Надо сказать, Зимянин меня сразу поддержал, заявив, прежде всего, что газета не должна немедленно начинать дрожать, как только кто-то высказал замечания.
Так у нас, в общем-то, переплетались теоретические и практические проблемы. Но то, что я назвал анализом практики, тоже имело четкий вектор. Газета атаковала административные методы хозяйствования, критиковала аппарат, который стремился торпедировать реформу. На «форумах» (модное тогда слово) говорили одно, а вслед их решениям на второй же день на места шли инструкции прямо противоположного содержания. В то время, я помню, Ипполит Карлюк на заседании экономического отделения Академии наук СССР размахивал «Правдой» и шумел: «Вот как надо ставить вопросы экономики!» Не в том смысле, что это официальный орган, совсем в ином: признавалось, что «Правда» в то время была в каком-то смысле на передовых позициях в области экономической теории и борьбы за последовательность в реформах.
Конечно, ни в коей мере не хотел бы преуменьшить заслуги других органов печати, экономистов, боровшихся в то время за реформу и ее воплощение в жизнь. Попытки нарисовать широкую панораму этой борьбы уже были и будут, я же, не претендуя на это, стремлюсь рассказать лишь о том, что происходило в газетах, где довелось работать, о том, что наблюдал сам в непосредственной близости.
Однажды в Германии в отеле я позвонил в рецепцию и на немецком вроде бы попросил разбудить меня в 8 утра. Девушка захохотала и сказала только Gut, Gut!
Утром я спросил приятеля, что же ее рассмешило, и повторил ему просьбу. Тогда хохотать стал он. Оказывается, я вместо wecken Sie bitte (разбудить) сказал washen (вымыть или выстирать меня в 8 утра). А причина в том, как нас учили языку, мое поколение. Учили ПАССИВНОМУ владению, то есть умению только читать, а не говорить. И сами преподаватели часто не знали языка толком.
Когда Герман Титов перешел в 8 класс, оказалось, что у них в школе нет преподавателя немецкого, как, впрочем, и английского или другого иностранного языка, и в аттестате выпускникам в соответствующей графе проставят черточку. С этим не поступить в институт. И Степан Павлович, отец, преподававший в той же школе русский язык, решил сам изучать и преподавать немецкий. Все бы хорошо, но он дошел до буквы «о» с двумя точками вверху. В учебнике написано, что это называется «о умляут». Но как же это произносится? Где проконсультироваться? Узнал, что в райцентре есть стоматолог — немка. Пришел, выстоял очередь, сел в кресло.

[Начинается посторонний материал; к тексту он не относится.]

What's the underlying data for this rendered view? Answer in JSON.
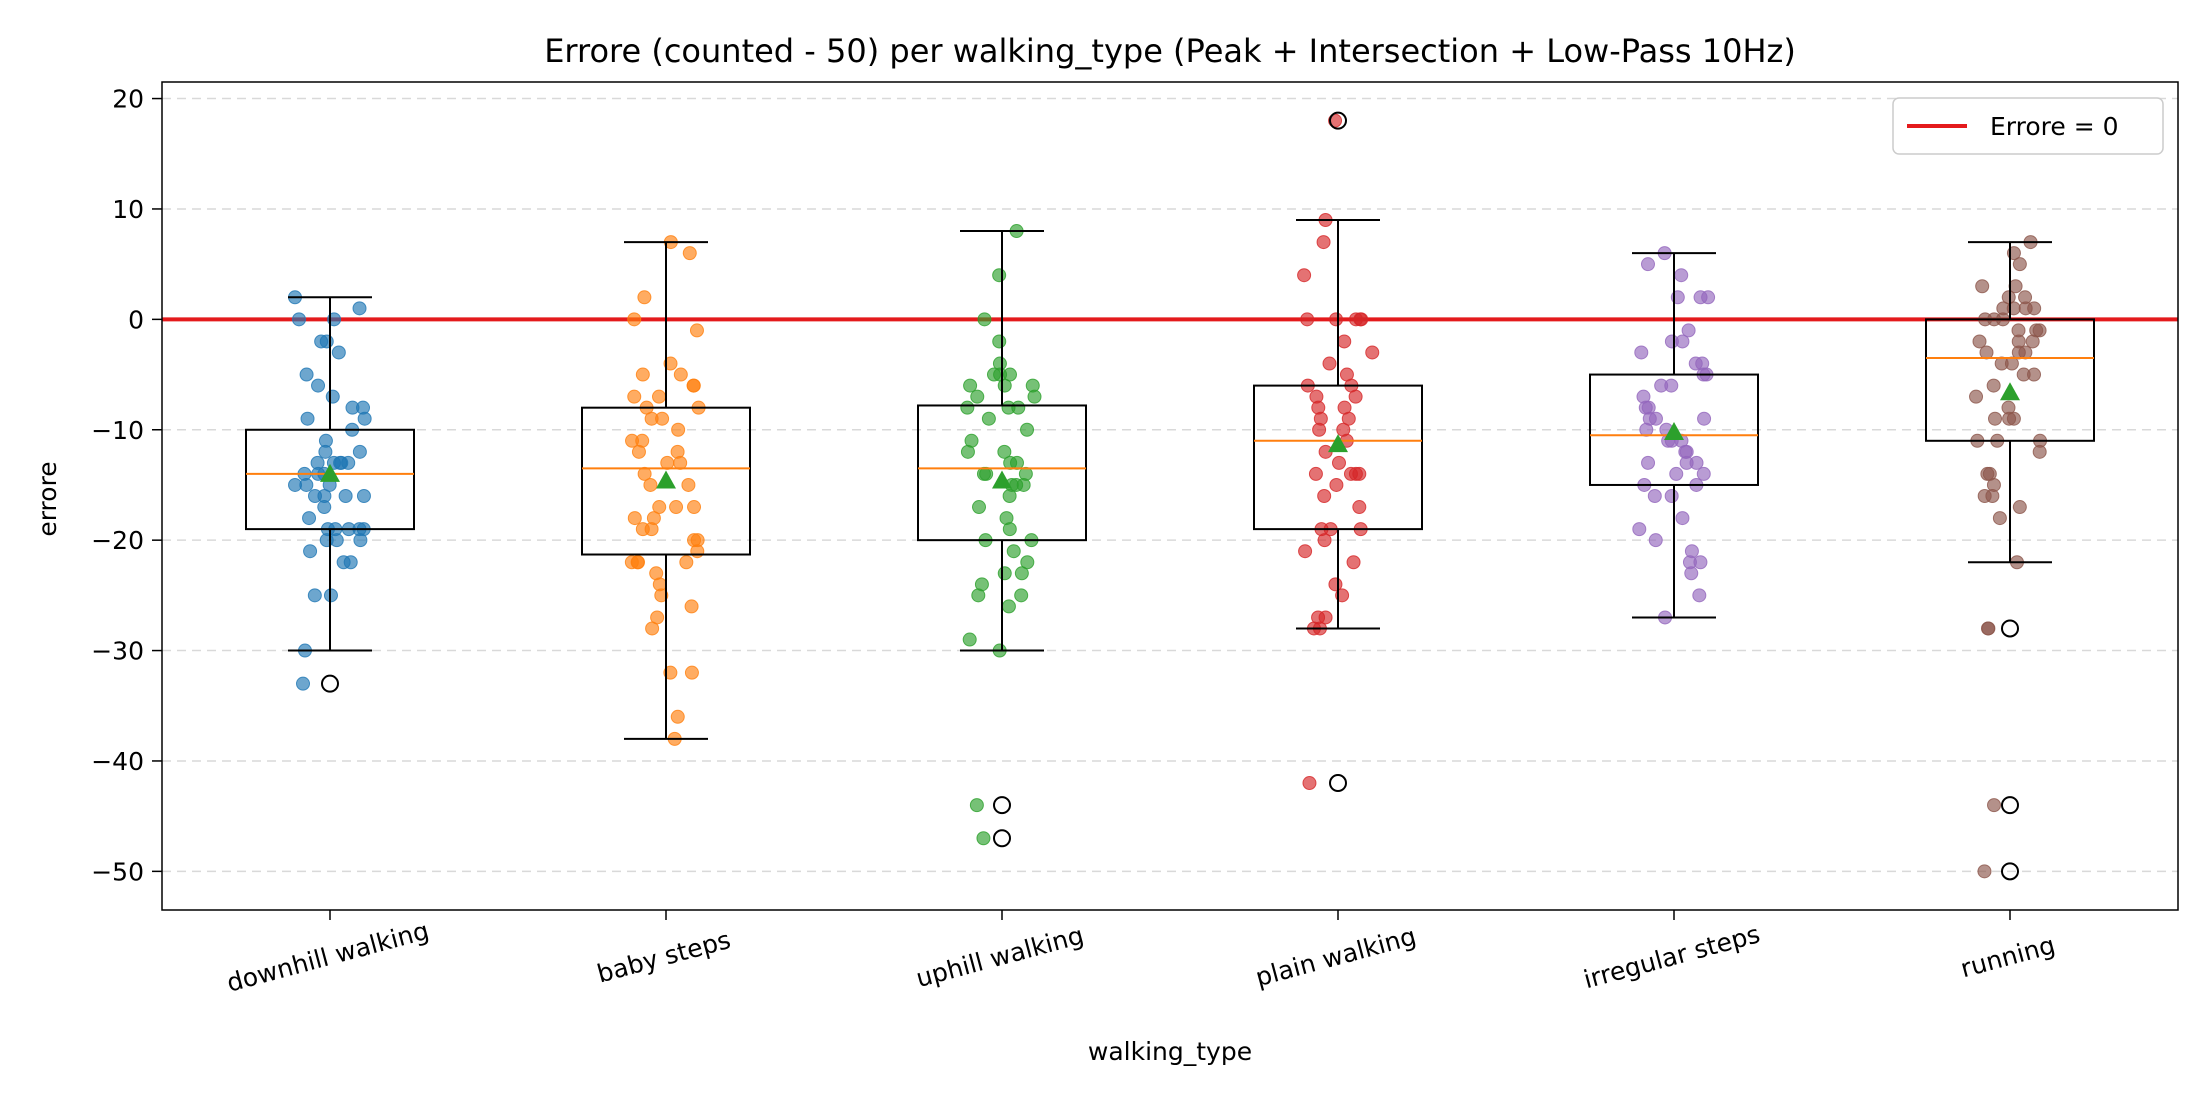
{
  "chart_data": {
    "type": "box",
    "title": "Errore (counted - 50) per walking_type (Peak + Intersection + Low-Pass 10Hz)",
    "xlabel": "walking_type",
    "ylabel": "errore",
    "ylim": [
      -53.5,
      21.5
    ],
    "yticks": [
      20,
      10,
      0,
      -10,
      -20,
      -30,
      -40,
      -50
    ],
    "ytick_labels": [
      "20",
      "10",
      "0",
      "−10",
      "−20",
      "−30",
      "−40",
      "−50"
    ],
    "grid": "horizontal dashed",
    "reference_line": {
      "value": 0,
      "color": "#e41a1c",
      "label": "Errore = 0"
    },
    "legend": {
      "position": "top-right",
      "label": "Errore = 0"
    },
    "categories": [
      "downhill walking",
      "baby steps",
      "uphill walking",
      "plain walking",
      "irregular steps",
      "running"
    ],
    "colors": [
      "#1f77b4",
      "#ff7f0e",
      "#2ca02c",
      "#d62728",
      "#9467bd",
      "#8c564b"
    ],
    "boxes": [
      {
        "name": "downhill walking",
        "whisker_low": -30,
        "q1": -19,
        "median": -14,
        "q3": -10,
        "whisker_high": 2,
        "mean": -14,
        "outliers": [
          -33
        ]
      },
      {
        "name": "baby steps",
        "whisker_low": -38,
        "q1": -21.3,
        "median": -13.5,
        "q3": -8,
        "whisker_high": 7,
        "mean": -14.6,
        "outliers": []
      },
      {
        "name": "uphill walking",
        "whisker_low": -30,
        "q1": -20,
        "median": -13.5,
        "q3": -7.8,
        "whisker_high": 8,
        "mean": -14.6,
        "outliers": [
          -44,
          -47
        ]
      },
      {
        "name": "plain walking",
        "whisker_low": -28,
        "q1": -19,
        "median": -11,
        "q3": -6,
        "whisker_high": 9,
        "mean": -11.3,
        "outliers": [
          -42,
          18
        ]
      },
      {
        "name": "irregular steps",
        "whisker_low": -27,
        "q1": -15,
        "median": -10.5,
        "q3": -5,
        "whisker_high": 6,
        "mean": -10.2,
        "outliers": []
      },
      {
        "name": "running",
        "whisker_low": -22,
        "q1": -11,
        "median": -3.5,
        "q3": 0,
        "whisker_high": 7,
        "mean": -6.6,
        "outliers": [
          -28,
          -44,
          -50
        ]
      }
    ],
    "points": [
      [
        2,
        1,
        0,
        0,
        -2,
        -2,
        -3,
        -5,
        -6,
        -7,
        -8,
        -8,
        -9,
        -9,
        -10,
        -11,
        -12,
        -12,
        -13,
        -13,
        -13,
        -13,
        -13,
        -14,
        -14,
        -14,
        -15,
        -15,
        -15,
        -16,
        -16,
        -16,
        -16,
        -17,
        -18,
        -19,
        -19,
        -19,
        -19,
        -19,
        -20,
        -20,
        -20,
        -21,
        -22,
        -22,
        -25,
        -25,
        -30,
        -33
      ],
      [
        7,
        6,
        2,
        0,
        -1,
        -4,
        -5,
        -5,
        -6,
        -6,
        -7,
        -7,
        -8,
        -8,
        -9,
        -9,
        -10,
        -11,
        -11,
        -12,
        -12,
        -13,
        -13,
        -14,
        -15,
        -15,
        -17,
        -17,
        -17,
        -18,
        -18,
        -19,
        -19,
        -20,
        -20,
        -21,
        -22,
        -22,
        -22,
        -22,
        -23,
        -24,
        -25,
        -26,
        -27,
        -28,
        -32,
        -32,
        -36,
        -38
      ],
      [
        8,
        4,
        0,
        -2,
        -4,
        -5,
        -5,
        -5,
        -6,
        -6,
        -6,
        -7,
        -7,
        -8,
        -8,
        -8,
        -9,
        -10,
        -11,
        -12,
        -12,
        -13,
        -13,
        -14,
        -14,
        -14,
        -15,
        -15,
        -15,
        -16,
        -17,
        -18,
        -19,
        -20,
        -20,
        -21,
        -22,
        -23,
        -23,
        -24,
        -25,
        -25,
        -26,
        -29,
        -30,
        -44,
        -47
      ],
      [
        18,
        9,
        7,
        4,
        0,
        0,
        0,
        0,
        0,
        -2,
        -3,
        -4,
        -5,
        -6,
        -6,
        -7,
        -7,
        -8,
        -8,
        -9,
        -9,
        -10,
        -10,
        -11,
        -12,
        -13,
        -14,
        -14,
        -14,
        -14,
        -15,
        -16,
        -17,
        -19,
        -19,
        -19,
        -20,
        -21,
        -22,
        -24,
        -25,
        -27,
        -27,
        -28,
        -28,
        -42
      ],
      [
        6,
        5,
        4,
        2,
        2,
        2,
        -1,
        -2,
        -2,
        -3,
        -4,
        -4,
        -5,
        -5,
        -6,
        -6,
        -7,
        -8,
        -8,
        -9,
        -9,
        -9,
        -10,
        -10,
        -11,
        -11,
        -11,
        -12,
        -12,
        -13,
        -13,
        -13,
        -14,
        -14,
        -15,
        -15,
        -16,
        -16,
        -18,
        -19,
        -20,
        -21,
        -22,
        -22,
        -23,
        -25,
        -27
      ],
      [
        7,
        6,
        5,
        3,
        3,
        2,
        2,
        1,
        1,
        1,
        1,
        0,
        0,
        0,
        -1,
        -1,
        -1,
        -2,
        -2,
        -2,
        -3,
        -3,
        -3,
        -4,
        -4,
        -5,
        -5,
        -6,
        -7,
        -8,
        -9,
        -9,
        -9,
        -11,
        -11,
        -11,
        -12,
        -14,
        -14,
        -15,
        -16,
        -16,
        -17,
        -18,
        -22,
        -28,
        -28,
        -44,
        -50
      ]
    ]
  }
}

— Что у вас болит, — спросила врач.
— Сердце, — ответил Степан Павлович.
— Тогда вам надо к кардиологу.
— Нет, вы просто скажите мне, как произносится О умляут?
— Тогда вам, пожалуй, надо к психиатру, — изменила точку зрения врач.
Но Степан Павлович объяснил, что сердце болит за ребят, которые получат неполноценный аттестат. В конечном итоге они договорились, и целый год старший Титов регулярно ездил на прием к стоматологу. А Герман и его однокашники получили нормальный аттестат.
Как я сказал уже, «Правда» в то время широко привлекала к сотрудничеству писателей-деревенщиков.
Виталий Степанов был чрезвычайно приспособлен к работе с писателями, хотя бы потому, что он умел слушать. Усаживал гостя в своем кабинете, предлагал чайку и провоцировал к рассказам, из которых уже потом возникала тема выступления в газете. Так появились в «Правде» публикации даже тех авторов, которых в ЦК КПСС не жаловали, и от которых по этой причине во многих изданиях открещивались как черт от ладана — Ефима Дороша, Георгия Радова, Сергея Крутилина, Александра Яшина, а всего у нас выступило около тридцати писателей. Не просто это давалось и нам, и им.
Ефиму Дорошу мы позвонили тогда, когда готовились впервые отпраздновать День крестьянина, только что введенный властями. Спросили, не мог бы он написать для «Правды» публицистический материал, связанный с новым праздником. Дорош холодно ответил, что едва ли это получится, потому что правдисты, кажется, ошиблись адресом: его давно уже нигде не печатают. «Сельские дневники», которые публиковались в «Новом мире», вызвали чье-то неудовольствие. Заказ из «Правды» представляется ему неким нонсенсом. Он намекал, что мы, видимо, просто не осведомлены относительно его проблем и занимаемся самодеятельностью. Я настаивал, чтобы Дорош пришел в редакцию для более подробной беседы: знаем, что вас не печатают, и в этом не ваша вина, но вот сейчас, с этого момента, будет уже ваша, потому что мы предлагаем вам опубликоваться, а вы отказываетесь. Это будет, простите, уже на вашей совести.